All the while, she had been traveling, learning new things and taking inspiration from her visits. After her treatments, she would go off to other countries. She went to Kerala in southern India for three weeks after her initial radiotherapy course. In the summer, she went to Beijing and Shanghai after her chemotherapy session. She went to Bali, Malaysia and Vietnam with friends during Christmas season. Then she would paint.

The essay “Passsion to Paint: The Colorful World of Pacita Abad” in her last book Pacita’s Painted Bridge describes her wondrous energy:  “Even in the hospital, Pacita could not stop. One night she was restless, but when awakened she said sharply, ‘Don?t bother me, my brain is designing.’ When asked the next day what she was designing, Pacita enthusiastically described an installation show that she was planning for Tokyo. On another day, Pacita was energetically moving her right arm back and forth and when asked why, Pacita replied that she was exercising her painting arm, so that it would be ready when she returned to her studio. Such was the incredible creative energy and joyful spirit of Pacita, coloring the world with an insatiable passion to paint!”

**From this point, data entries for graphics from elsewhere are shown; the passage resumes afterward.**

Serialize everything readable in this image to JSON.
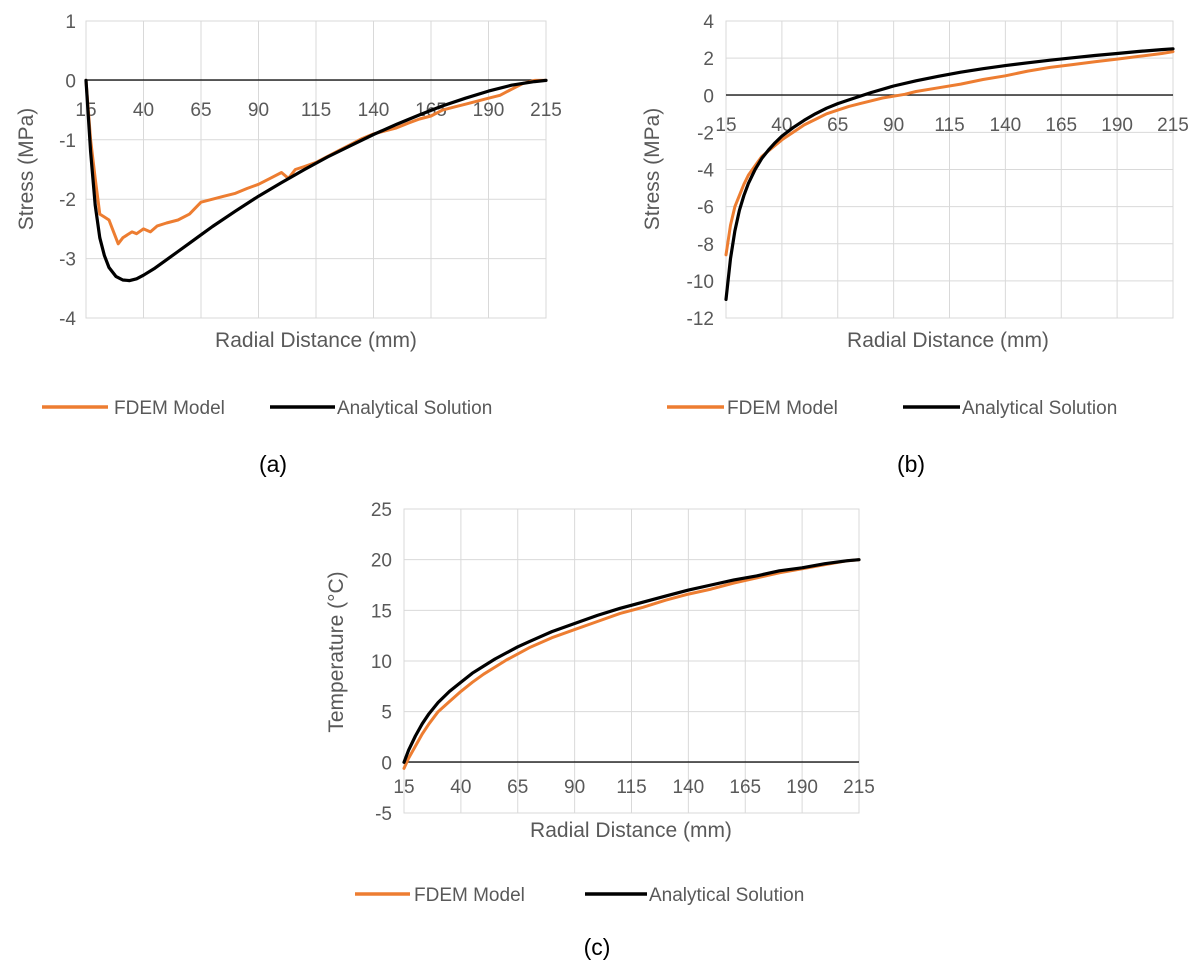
{
  "chart_data": [
    {
      "type": "line",
      "caption": "(a)",
      "xlabel": "Radial Distance (mm)",
      "ylabel": "Stress (MPa)",
      "xlim": [
        15,
        215
      ],
      "ylim": [
        -4,
        1
      ],
      "x_ticks": [
        15,
        40,
        65,
        90,
        115,
        140,
        165,
        190,
        215
      ],
      "y_ticks": [
        1,
        0,
        -1,
        -2,
        -3,
        -4
      ],
      "grid": true,
      "legend_position": "bottom",
      "series": [
        {
          "name": "FDEM Model",
          "color": "#ed7d31",
          "x": [
            15,
            17,
            19,
            21,
            23,
            25,
            27,
            29,
            31,
            33,
            35,
            37,
            40,
            43,
            46,
            50,
            55,
            60,
            65,
            70,
            75,
            80,
            85,
            90,
            95,
            100,
            103,
            106,
            110,
            115,
            120,
            125,
            130,
            135,
            140,
            145,
            150,
            155,
            160,
            165,
            170,
            175,
            180,
            185,
            190,
            195,
            200,
            205,
            210,
            215
          ],
          "y": [
            0,
            -1.0,
            -1.65,
            -2.25,
            -2.3,
            -2.35,
            -2.55,
            -2.75,
            -2.65,
            -2.6,
            -2.55,
            -2.58,
            -2.5,
            -2.55,
            -2.45,
            -2.4,
            -2.35,
            -2.25,
            -2.05,
            -2.0,
            -1.95,
            -1.9,
            -1.82,
            -1.75,
            -1.65,
            -1.55,
            -1.65,
            -1.5,
            -1.45,
            -1.38,
            -1.28,
            -1.18,
            -1.08,
            -0.98,
            -0.9,
            -0.85,
            -0.8,
            -0.72,
            -0.65,
            -0.6,
            -0.5,
            -0.45,
            -0.4,
            -0.35,
            -0.3,
            -0.25,
            -0.15,
            -0.05,
            0,
            0
          ]
        },
        {
          "name": "Analytical Solution",
          "color": "#000000",
          "x": [
            15,
            17,
            19,
            21,
            23,
            25,
            28,
            31,
            34,
            37,
            40,
            45,
            50,
            55,
            60,
            65,
            70,
            80,
            90,
            100,
            110,
            120,
            130,
            140,
            150,
            160,
            170,
            180,
            190,
            200,
            210,
            215
          ],
          "y": [
            0,
            -1.2,
            -2.1,
            -2.65,
            -2.95,
            -3.15,
            -3.3,
            -3.36,
            -3.37,
            -3.34,
            -3.28,
            -3.16,
            -3.02,
            -2.88,
            -2.74,
            -2.6,
            -2.46,
            -2.2,
            -1.95,
            -1.72,
            -1.5,
            -1.29,
            -1.1,
            -0.91,
            -0.74,
            -0.58,
            -0.43,
            -0.3,
            -0.18,
            -0.08,
            -0.02,
            0
          ]
        }
      ]
    },
    {
      "type": "line",
      "caption": "(b)",
      "xlabel": "Radial Distance (mm)",
      "ylabel": "Stress (MPa)",
      "xlim": [
        15,
        215
      ],
      "ylim": [
        -12,
        4
      ],
      "x_ticks": [
        15,
        40,
        65,
        90,
        115,
        140,
        165,
        190,
        215
      ],
      "y_ticks": [
        4,
        2,
        0,
        -2,
        -4,
        -6,
        -8,
        -10,
        -12
      ],
      "grid": true,
      "legend_position": "bottom",
      "series": [
        {
          "name": "FDEM Model",
          "color": "#ed7d31",
          "x": [
            15,
            17,
            19,
            21,
            23,
            25,
            28,
            31,
            34,
            37,
            40,
            45,
            50,
            55,
            60,
            65,
            70,
            75,
            80,
            85,
            90,
            95,
            100,
            110,
            120,
            130,
            140,
            150,
            160,
            170,
            180,
            190,
            200,
            210,
            215
          ],
          "y": [
            -8.6,
            -7.0,
            -6.0,
            -5.4,
            -4.8,
            -4.3,
            -3.8,
            -3.3,
            -3.0,
            -2.7,
            -2.4,
            -2.0,
            -1.6,
            -1.3,
            -1.0,
            -0.8,
            -0.6,
            -0.45,
            -0.3,
            -0.15,
            -0.05,
            0.05,
            0.2,
            0.4,
            0.6,
            0.85,
            1.05,
            1.3,
            1.5,
            1.65,
            1.8,
            1.95,
            2.1,
            2.25,
            2.35
          ]
        },
        {
          "name": "Analytical Solution",
          "color": "#000000",
          "x": [
            15,
            17,
            19,
            21,
            23,
            25,
            28,
            31,
            34,
            37,
            40,
            45,
            50,
            55,
            60,
            65,
            70,
            80,
            90,
            100,
            110,
            120,
            130,
            140,
            150,
            160,
            170,
            180,
            190,
            200,
            210,
            215
          ],
          "y": [
            -11.0,
            -8.8,
            -7.3,
            -6.2,
            -5.4,
            -4.75,
            -4.0,
            -3.4,
            -2.95,
            -2.55,
            -2.2,
            -1.75,
            -1.35,
            -1.0,
            -0.7,
            -0.45,
            -0.25,
            0.15,
            0.5,
            0.78,
            1.02,
            1.24,
            1.43,
            1.6,
            1.75,
            1.89,
            2.02,
            2.14,
            2.25,
            2.36,
            2.46,
            2.5
          ]
        }
      ]
    },
    {
      "type": "line",
      "caption": "(c)",
      "xlabel": "Radial Distance (mm)",
      "ylabel": "Temperature (°C)",
      "xlim": [
        15,
        215
      ],
      "ylim": [
        -5,
        25
      ],
      "x_ticks": [
        15,
        40,
        65,
        90,
        115,
        140,
        165,
        190,
        215
      ],
      "y_ticks": [
        25,
        20,
        15,
        10,
        5,
        0,
        -5
      ],
      "grid": true,
      "legend_position": "bottom",
      "series": [
        {
          "name": "FDEM Model",
          "color": "#ed7d31",
          "x": [
            15,
            17,
            20,
            23,
            26,
            30,
            35,
            40,
            45,
            50,
            55,
            60,
            65,
            70,
            75,
            80,
            90,
            100,
            110,
            120,
            130,
            140,
            150,
            160,
            170,
            180,
            190,
            200,
            210,
            215
          ],
          "y": [
            -0.6,
            0.4,
            1.6,
            2.8,
            3.8,
            5.0,
            6.0,
            7.0,
            7.9,
            8.7,
            9.4,
            10.1,
            10.7,
            11.3,
            11.8,
            12.3,
            13.1,
            13.9,
            14.7,
            15.3,
            16.0,
            16.6,
            17.1,
            17.7,
            18.2,
            18.7,
            19.1,
            19.5,
            19.9,
            20.0
          ]
        },
        {
          "name": "Analytical Solution",
          "color": "#000000",
          "x": [
            15,
            17,
            20,
            23,
            26,
            30,
            35,
            40,
            45,
            50,
            55,
            60,
            65,
            70,
            80,
            90,
            100,
            110,
            120,
            130,
            140,
            150,
            160,
            170,
            180,
            190,
            200,
            210,
            215
          ],
          "y": [
            0,
            1.2,
            2.6,
            3.8,
            4.8,
            5.9,
            7.0,
            7.9,
            8.8,
            9.5,
            10.2,
            10.8,
            11.4,
            11.9,
            12.9,
            13.7,
            14.5,
            15.2,
            15.8,
            16.4,
            17.0,
            17.5,
            18.0,
            18.4,
            18.9,
            19.2,
            19.6,
            19.9,
            20.0
          ]
        }
      ]
    }
  ]
}
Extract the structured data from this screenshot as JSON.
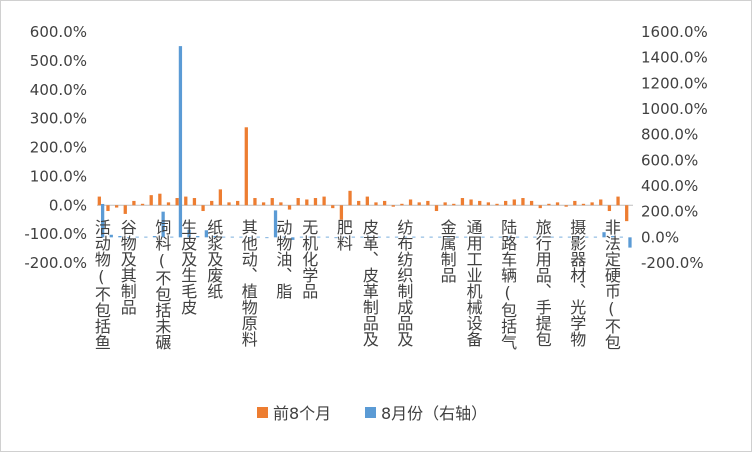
{
  "chart_data": {
    "type": "bar",
    "title": "",
    "legend_position": "bottom",
    "grid": false,
    "y_left": {
      "ylim": [
        -200,
        600
      ],
      "ticks": [
        "600.0%",
        "500.0%",
        "400.0%",
        "300.0%",
        "200.0%",
        "100.0%",
        "0.0%",
        "-100.0%",
        "-200.0%"
      ],
      "tick_values": [
        600,
        500,
        400,
        300,
        200,
        100,
        0,
        -100,
        -200
      ]
    },
    "y_right": {
      "ylim": [
        -200,
        1600
      ],
      "ticks": [
        "1600.0%",
        "1400.0%",
        "1200.0%",
        "1000.0%",
        "800.0%",
        "600.0%",
        "400.0%",
        "200.0%",
        "0.0%",
        "-200.0%"
      ],
      "tick_values": [
        1600,
        1400,
        1200,
        1000,
        800,
        600,
        400,
        200,
        0,
        -200
      ]
    },
    "category_labels": [
      "活动物(不包括鱼",
      "谷物及其制品",
      "饲料(不包括未碾",
      "生皮及生毛皮",
      "纸浆及废纸",
      "其他动、植物原料",
      "动物油、脂",
      "无机化学品",
      "肥料",
      "皮革、皮革制品及",
      "纺布纺织制成品及",
      "金属制品",
      "通用工业机械设备",
      "陆路车辆(包括气",
      "旅行用品、手提包",
      "摄影器材、光学物",
      "非法定硬币(不包"
    ],
    "label_category_index": [
      0,
      3,
      7,
      10,
      13,
      17,
      21,
      24,
      28,
      31,
      35,
      40,
      43,
      47,
      51,
      55,
      59
    ],
    "series": [
      {
        "name": "前8个月",
        "axis": "left",
        "color": "#ED7D31",
        "values": [
          30,
          -20,
          -8,
          -30,
          15,
          5,
          35,
          40,
          10,
          25,
          30,
          25,
          -20,
          15,
          55,
          10,
          15,
          270,
          25,
          10,
          25,
          10,
          -15,
          25,
          20,
          25,
          30,
          -10,
          -50,
          50,
          15,
          30,
          10,
          15,
          -5,
          5,
          20,
          10,
          15,
          -20,
          10,
          5,
          25,
          20,
          15,
          10,
          5,
          15,
          20,
          25,
          15,
          -10,
          5,
          10,
          -5,
          15,
          5,
          10,
          20,
          -20,
          30,
          -55
        ]
      },
      {
        "name": "8月份",
        "axis": "right",
        "color": "#5B9BD5",
        "values": [
          260,
          20,
          10,
          0,
          5,
          5,
          10,
          200,
          5,
          1490,
          60,
          10,
          55,
          10,
          5,
          5,
          5,
          0,
          5,
          0,
          210,
          5,
          -20,
          5,
          5,
          5,
          5,
          0,
          5,
          5,
          5,
          5,
          5,
          5,
          5,
          5,
          5,
          5,
          5,
          5,
          5,
          5,
          5,
          5,
          5,
          5,
          5,
          5,
          5,
          5,
          5,
          5,
          5,
          5,
          5,
          5,
          5,
          5,
          40,
          10,
          5,
          -80
        ]
      }
    ],
    "legend": [
      {
        "label": "前8个月",
        "color": "#ED7D31"
      },
      {
        "label": "8月份（右轴）",
        "color": "#5B9BD5"
      }
    ]
  }
}
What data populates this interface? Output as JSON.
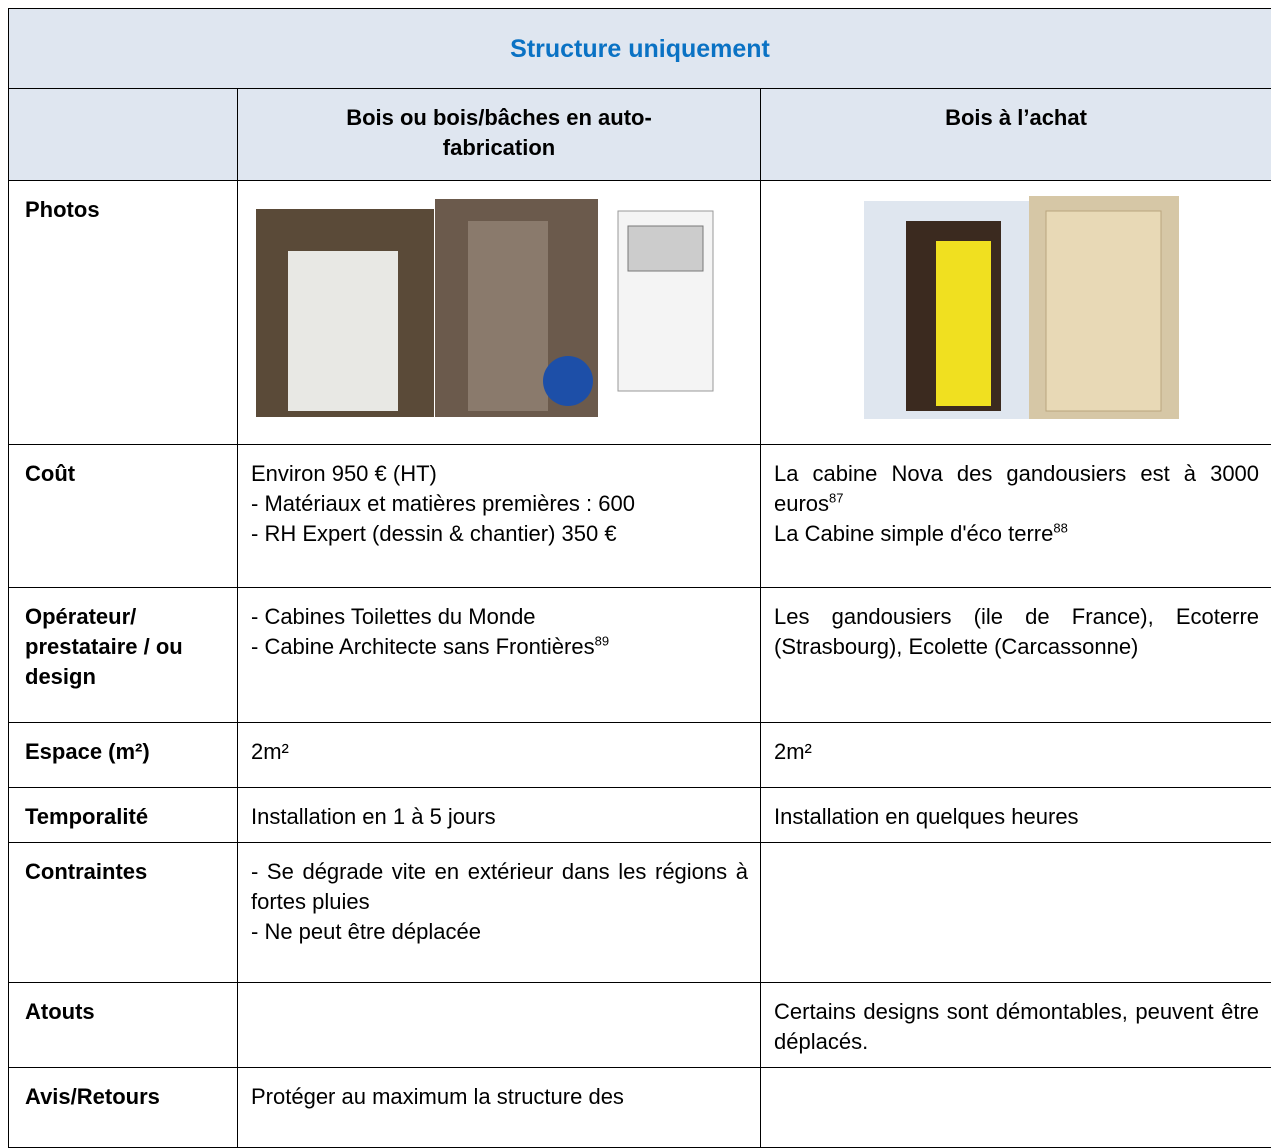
{
  "title": "Structure uniquement",
  "columns": [
    "Bois ou bois/bâches en auto-fabrication",
    "Bois à l’achat"
  ],
  "rows": [
    {
      "label": "Photos"
    },
    {
      "label": "Coût",
      "cells": [
        [
          {
            "text": "Environ 950 € (HT)"
          },
          {
            "text": "- Matériaux et matières premières : 600"
          },
          {
            "text": "- RH Expert (dessin & chantier) 350 €"
          }
        ],
        [
          {
            "text": "La cabine Nova des gandousiers est à 3000 euros",
            "sup": "87"
          },
          {
            "text": "La Cabine simple d'éco terre",
            "sup": "88"
          }
        ]
      ]
    },
    {
      "label": "Opérateur/ prestataire / ou design",
      "cells": [
        [
          {
            "text": "- Cabines Toilettes du Monde"
          },
          {
            "text": "- Cabine Architecte sans Frontières",
            "sup": "89"
          }
        ],
        [
          {
            "text": "Les gandousiers (ile de France), Ecoterre (Strasbourg), Ecolette (Carcassonne)"
          }
        ]
      ]
    },
    {
      "label": "Espace (m²)",
      "cells": [
        [
          {
            "text": "2m²"
          }
        ],
        [
          {
            "text": "2m²"
          }
        ]
      ]
    },
    {
      "label": "Temporalité",
      "cells": [
        [
          {
            "text": "Installation en 1 à 5 jours"
          }
        ],
        [
          {
            "text": "Installation en quelques heures"
          }
        ]
      ]
    },
    {
      "label": "Contraintes",
      "cells": [
        [
          {
            "text": "- Se dégrade vite en extérieur dans les régions à fortes pluies"
          },
          {
            "text": "- Ne peut être déplacée"
          }
        ],
        []
      ]
    },
    {
      "label": "Atouts",
      "cells": [
        [],
        [
          {
            "text": "Certains designs sont démontables, peuvent être déplacés."
          }
        ]
      ]
    },
    {
      "label": "Avis/Retours",
      "cells": [
        [
          {
            "text": "Protéger au maximum la structure des"
          }
        ],
        []
      ]
    }
  ]
}
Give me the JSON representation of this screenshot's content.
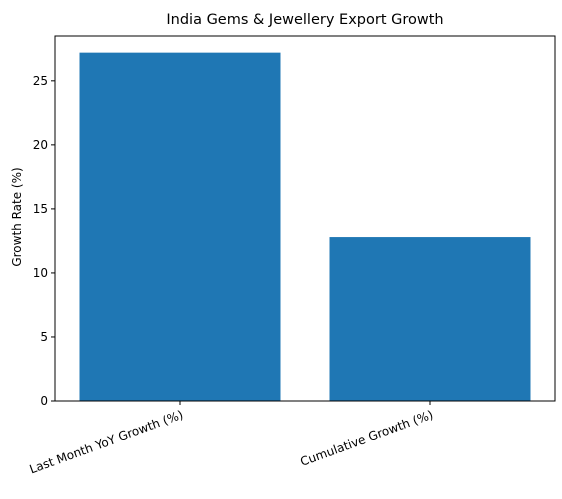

            In her life, Pacita Abad created over 3,500 works of art. On the morning of December 10, a gathering of friends celebrated her life and works at Pacita’s Painted Bridge. Memorial services were also held by friends in Washington D.C. and Jakarta. The day before, December 9, her body was cremated at a family ceremony. Her ashes were then brought to Manila for a memorial service on the evening of December 17. Finally, a funeral will be held on December 19 on Batanes, where Pacita was born in a post office. She will be laid to rest on a wind-swept hill in Tukon, Batanes, next to her studio-museum.

            A foundation was established to continue Pacita Abad’s artistic legacy. The Fundacíon Pacita “aims to support the development of committed painters, printmakers, sculptors and multi-media artists under the age of forty from emerging Asian countries; and facilitate the study and understanding of Pacita’s artistic career.”

            It can be said that Pacita Abad had come full circle. Although the paintbrush has been laid down and kept with her passing, her paintings will continue to delight and inspire and be a testament of how Pacita had made the world more colorful and vibrant, and touched minds and hearts. Indeed, her spirit is still with us since she first streaked blankness with hues until time indefinite. After all, a circle never ends.